From the front page of today's Wall Street Journal [emphasis added]:
...a little-known tool of the insurance world: Computerized catastrophe modeling. Crafted by several independent firms and used by most insurers, so-called cat models rely on complex data to estimate probable losses from hurricanes.
But regulators and other critics contend that the latest cat models -- which include assumptions about various climate changes -- are triggering higher insurance rates.
Starting in the early 1990s, cat models began to replace the industry's older tools. Previously, insurers based their rates and underwriting policies largely on historical records of past claims.
Never mind if the forecasts are accurate or not. They work. To increase profits. That's not a pejorative statement as far as the insurance companies are concerned. It's their fiduciary responsibility to maximize return for their shareholders by any legal means available. It does however, set up an interesting, albeit very long-term test of the credulity and patience of their customers. I.e., should the forecasts prove inaccurate. More from the WSJ piece [emphasis added]:
Underlying the newer cat models are scientific theories that rising sea temperatures will result in more intense, and possibly more frequent, hurricanes. The hypotheses suggest that catastrophic hurricanes like 2005's Rita, Wilma and Katrina weren't an aberration, but rather the shape of things to come.
Large reinsurance companies... were early converts to theories of global warming and cite warming of the earth's oceans when predicting massive damages from future storms.
Well of course they were! Think about it for a second.
You're the CEO of a big reinsurance company. Two scientists walk into your office. One says he's got a new computer model that predicts big future costs due to storms.
"Of course I may be wrong," says scientists number one, "After all, I'm a scientist. We deal in hypotheses. You're the executive. You need to make the call on what to do with this."
"So let me get this straight", says the CEO. "If your models are right, we get to raise our rates because our competitors, customers, regulators and the general public are all looking at the same stuff, convinced that your predictions are true? Is that what you're saying?"
Hmm, she thinks to herself (the CEO). This is pretty good. If this guy is wrong, we get to pocket the difference for decades. It would take that long for anyone to prove this guy wrong. Even better, it's not that hard a sell to the general public. We've got cover. If he's right, well... we'll keep him on retainer. Keep his firm in good shape. Drop them some plum projects to keep 'em happy... maybe even kick this over to mar-com to manage. Under that scenario, we've at least got a decent business until I retire -- no better or worse than before. All upside. No downside. Suhweet!
The CEO smiles. She turns to scientist number two. "And what do you have to say for yourself?" she asks.
"Um...", stammers scientist number two (a geologist by training), "...the fossil record over several million years, and agricultural evidence over several millennia would tend to suggest that storm activity actually decreases during warmer climatic periods. And we're just getting this new data in from deep ocean probes suggesting that 80-90% of the ocean volume is staying the same temperature or maybe getting colder.

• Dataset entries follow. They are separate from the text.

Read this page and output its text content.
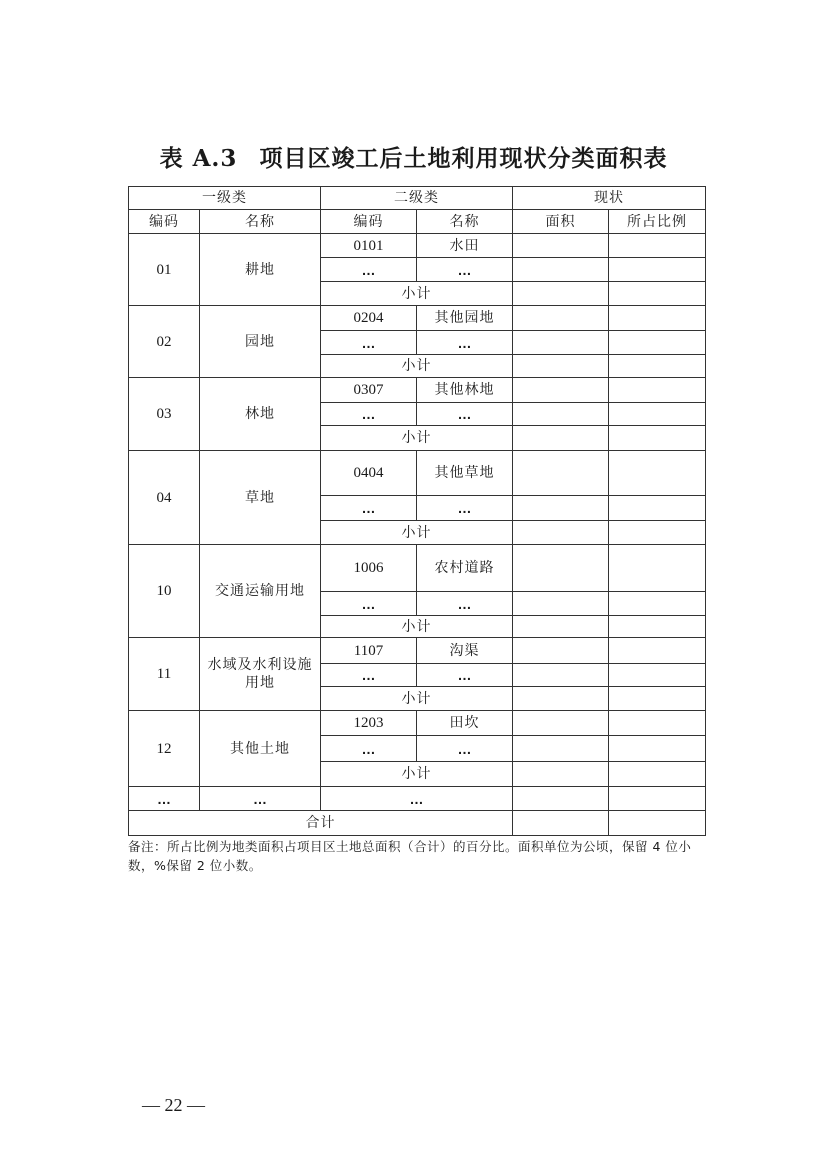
表 A.3 项目区竣工后土地利用现状分类面积表
一级类		二级类		现状	
编码	名称	编码	名称	面积	所占比例
01	耕地	0101	水田		
		…	…		
		小计			
02	园地	0204	其他园地		
		…	…		
		小计			
03	林地	0307	其他林地		
		…	…		
		小计			
04	草地	0404	其他草地		
		…	…		
		小计			
10	交通运输用地	1006	农村道路		
		…	…		
		小计			
11	水域及水利设施用地	1107	沟渠		
		…	…		
		小计			
12	其他土地	1203	田坎		
		…	…		
		小计			
…	…	…			
合计					

备注：所占比例为地类面积占项目区土地总面积（合计）的百分比。面积单位为公顷，保留 4 位小数，%保留 2 位小数。

— 22 —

It would be a bit hasty, in my opinion, for you to raise your rates based on a set of theories and prospective models that claim precise predictability when what we're really dealing with here is massive uncertainty. If you just sign the proposal we put on your desk to study this a little further, we can refine the numbers..."
"Thanks for your advice", asks the CEO. "I'll look into it. Have a nice day."
That's a fantasy dialogue, obviously. Read the WSJ article and draw your own conclusions [emphasis added]:
Perhaps the most prominent critic to surface is Karen Clark, an economist who founded one of the first cat-modeling firms two decades ago. Today, she warns about the programs' misapplication...
Companies that rely too heavily on cat-model data "are subjecting their businesses and their customers to the volatility of computer models," says Ms. Clark, who now runs a Boston cat-model consulting business. "The models are being used as if they produce definitive answers rather than uncertain estimates." Ms. Clark says she advises clients to use them in conjunction with other factors, such as broad historical data.
To be sure, insurers themselves are facing higher rates from the reinsurance companies that backstop their claims. The reinsurers, and the financial ratings agencies that assess the health of carriers, are also using the controversial newer models.
I just love this last bit:
...some models now attempt to estimate future losses over a shorter period of time. In doing so, they may also use selective historical data. One model, for example, was reprogrammed to give greater weight to years in which ocean temperatures were particularly warm and hurricane rates were high, such as the period from 1930 to 1945 [prior to broad industrialization and CO2 increases]. That particular model resulted in higher loss estimates for the near-term.
...and therefore higher rates. The logic is circular.